Совершенно не являюсь фанатиком национализации, но выбор очень простой: если вы, вопреки всем своим официальным заявлениям, не хотите бороться с коррупцией в собственном государстве, если вы не очищаете от нее Ростехнадзор, – тогда извольте национализировать угольную промышленность. Потому что иначе коммерческий интерес частного бизнеса будет убивать людей более надежно, чем стрельба на поражение.
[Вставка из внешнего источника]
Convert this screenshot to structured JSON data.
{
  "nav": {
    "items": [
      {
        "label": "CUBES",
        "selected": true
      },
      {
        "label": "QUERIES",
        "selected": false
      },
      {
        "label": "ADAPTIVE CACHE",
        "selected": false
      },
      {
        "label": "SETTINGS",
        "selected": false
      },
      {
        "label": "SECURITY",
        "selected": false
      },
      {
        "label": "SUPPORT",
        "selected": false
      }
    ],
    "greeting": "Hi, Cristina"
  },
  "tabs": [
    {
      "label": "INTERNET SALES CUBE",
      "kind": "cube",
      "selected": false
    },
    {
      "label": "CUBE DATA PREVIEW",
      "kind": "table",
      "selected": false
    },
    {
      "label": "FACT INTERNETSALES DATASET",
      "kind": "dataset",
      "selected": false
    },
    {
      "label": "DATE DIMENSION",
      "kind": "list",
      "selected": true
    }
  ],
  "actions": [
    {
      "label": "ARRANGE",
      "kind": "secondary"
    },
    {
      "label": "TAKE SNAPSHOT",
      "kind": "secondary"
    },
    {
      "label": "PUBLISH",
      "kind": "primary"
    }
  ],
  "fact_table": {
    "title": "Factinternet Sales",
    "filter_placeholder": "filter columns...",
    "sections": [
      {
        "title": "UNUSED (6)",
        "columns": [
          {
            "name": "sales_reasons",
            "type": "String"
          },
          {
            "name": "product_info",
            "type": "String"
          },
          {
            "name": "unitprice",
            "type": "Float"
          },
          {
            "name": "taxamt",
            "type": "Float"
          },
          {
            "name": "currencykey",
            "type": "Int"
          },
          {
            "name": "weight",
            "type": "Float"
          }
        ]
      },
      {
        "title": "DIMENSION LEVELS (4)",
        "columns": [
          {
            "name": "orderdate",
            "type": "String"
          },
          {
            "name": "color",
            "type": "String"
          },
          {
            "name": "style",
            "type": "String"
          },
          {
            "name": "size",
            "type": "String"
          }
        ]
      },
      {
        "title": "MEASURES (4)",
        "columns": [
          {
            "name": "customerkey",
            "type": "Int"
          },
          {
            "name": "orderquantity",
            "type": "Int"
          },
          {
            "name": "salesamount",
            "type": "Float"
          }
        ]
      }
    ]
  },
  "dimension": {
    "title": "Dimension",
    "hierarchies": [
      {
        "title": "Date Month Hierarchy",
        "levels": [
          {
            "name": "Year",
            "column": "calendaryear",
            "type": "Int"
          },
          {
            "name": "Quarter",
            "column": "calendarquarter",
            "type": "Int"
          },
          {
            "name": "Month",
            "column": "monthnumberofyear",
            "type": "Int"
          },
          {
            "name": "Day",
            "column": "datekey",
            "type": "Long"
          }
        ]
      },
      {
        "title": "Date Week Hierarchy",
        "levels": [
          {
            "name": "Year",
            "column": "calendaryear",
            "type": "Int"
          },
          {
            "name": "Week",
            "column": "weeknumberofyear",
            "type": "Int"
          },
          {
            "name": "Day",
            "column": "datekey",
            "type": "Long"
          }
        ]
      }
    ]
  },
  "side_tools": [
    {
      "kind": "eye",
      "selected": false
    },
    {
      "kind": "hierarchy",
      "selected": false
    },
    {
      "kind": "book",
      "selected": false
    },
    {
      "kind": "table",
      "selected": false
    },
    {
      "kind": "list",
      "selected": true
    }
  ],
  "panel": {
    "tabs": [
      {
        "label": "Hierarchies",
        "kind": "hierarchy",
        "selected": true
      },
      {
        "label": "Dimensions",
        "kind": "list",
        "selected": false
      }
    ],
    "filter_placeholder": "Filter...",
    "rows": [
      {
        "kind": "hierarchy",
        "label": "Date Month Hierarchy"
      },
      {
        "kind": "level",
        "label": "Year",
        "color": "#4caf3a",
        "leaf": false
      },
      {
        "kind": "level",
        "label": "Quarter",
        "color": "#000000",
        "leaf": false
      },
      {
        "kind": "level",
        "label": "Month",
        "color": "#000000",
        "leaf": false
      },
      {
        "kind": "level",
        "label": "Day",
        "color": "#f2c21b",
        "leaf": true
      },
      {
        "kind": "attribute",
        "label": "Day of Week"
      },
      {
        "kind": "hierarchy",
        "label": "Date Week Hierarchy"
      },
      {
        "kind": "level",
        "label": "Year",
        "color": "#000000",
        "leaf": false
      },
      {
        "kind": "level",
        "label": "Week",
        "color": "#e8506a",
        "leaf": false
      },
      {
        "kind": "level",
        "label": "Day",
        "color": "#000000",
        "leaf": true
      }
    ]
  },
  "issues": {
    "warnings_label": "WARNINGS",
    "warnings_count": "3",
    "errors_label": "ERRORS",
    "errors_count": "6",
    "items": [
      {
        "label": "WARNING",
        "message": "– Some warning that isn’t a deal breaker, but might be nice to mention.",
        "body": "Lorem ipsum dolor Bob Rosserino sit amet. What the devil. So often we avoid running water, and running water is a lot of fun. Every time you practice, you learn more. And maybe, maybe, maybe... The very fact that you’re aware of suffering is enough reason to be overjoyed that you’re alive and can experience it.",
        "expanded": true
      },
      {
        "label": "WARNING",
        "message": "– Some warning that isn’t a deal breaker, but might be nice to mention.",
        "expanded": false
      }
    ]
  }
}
Кстати, премьер-министр Путин, заявляя с трехлетним опозданием о своих сомнениях в добросовестности расследования аварии на шахте «Ульяновская» в марте 2007 года, отметил, что в актах технического расследования аварии прямо указано: администрация шахты разработала специальную компьютерную программу округления данных приборов, предупреждающих об опасности. В акте указаны 42 человека, которые этим занимались, а в результате расследования к ответственности привлечены лишь двое. И в итоге, как мы сейчас знаем, подавляющее большинство из этих людей чувствует себя прекрасно: частный бизнес умеет прикрывать своих сотрудников, выполняющих указания хозяев.
Конечно, говоря о частном бизнесе, надо уточнить, кто имеется в виду под этим наименованием в данном конкретном случае. 20 % акций шахты «Распадская» крутятся на бирже в свободном обращении, что является очень большой долей. 80 % принадлежит кипрской компании, из которых половина – 40 % – принадлежит менеджменту компании, насколько можно понять, Г. И. Козовому и А. С. Вагину, а другие 40 % – «Евраз групп». «Евраз групп» наполовину принадлежит Роману Абрамовичу, остальное – Александру Абрамову, Александру Фролову, Игорю Коло– мойскому. Это данные 2009 года, вполне возможно, что в структуре собственности произошли изменения.
Бизнесмены получили все описанное в ходе приватизации.
Российское общественное мнение не совсем справедливо по отношению к Абрамовичу. Людям просто неизвестно, на что тратят деньги господа Козовой, Вагин, Абрамов, Фролов, Коломойский и пр. Но россиянам известно, на что тратит деньги кипрский бизнесмен и, кстати говоря, российский политический деятель, глава Заксобрания Чукотского автономного округа господин Абрамович. Так что, пока государство не задает им эти вопросы, эти вопросы имеем право задавать мы.
И мы уже сегодня видим океанскую яхту Абрамовича, которую теперь по праву можно, по всей вероятности, называть кровавой яхтой, как, впрочем, и свежеприобретенный им замок в Австрии.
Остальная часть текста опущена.